Because such plans have been quite common, history offers a good guide. Over the past 30 years, there have been 173 episodes during which 17 advanced economies undertook budgetary measures aimed at fiscal consolidation. (The countries are Australia, Austria, Belgium, Canada, Denmark, Finland, France, Germany, Ireland, Italy, Japan, the Netherlands, Portugal, Spain, Sweden, United Kingdom, and the United States.) The average size of fiscal consolidation was about 1 percent of GDP a year.

Finance & Development, September 2011 - Painful Medicine

republicans huh?
 
The whole ideas of doing a muti country study was so all those countrys could learn from the study.

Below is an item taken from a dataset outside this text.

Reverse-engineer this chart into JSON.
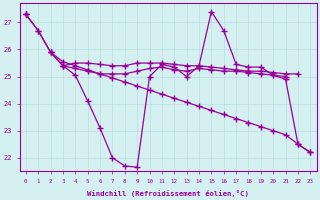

Austerity doesnt work in nay democracy does it?
 
the results apllying to the US is not saying they were all in the US you fool

Conservative said:
your source said 173 instances, and listed a number of different countries.

YOU, on the other hand, are claiming that all 173 instances are in the US, and are Republican. I know you're a little slow, but do you see the difference between what your source says, and what you are claiming?

Again, please list all 173, US and Republican instances.

No that is not what I said.

I said your ideas have been proven to have failed by history its self.

Then I gave you cold hard proof that austerity does not work.

Really?

I said...
Please be specific. Show us which of the 173 WORLD-WIDE instances being discussed apply to the United States, and specifically to Republicans.

you said...
They all apply to the US and the US is one of the countries listed.

last time I checked, the words 'ALL APPLY' in that sentence meant you were talking about ALL 173 instances.

So, essentially, you're still full of FAIL, dick-stain.

Time to run away like you usually do and start yet another thread on the same subject, hoping you don't get your ass kicked in that one like you did here.

why do you ignore the preponderance of evidence of your own lies and stupidity?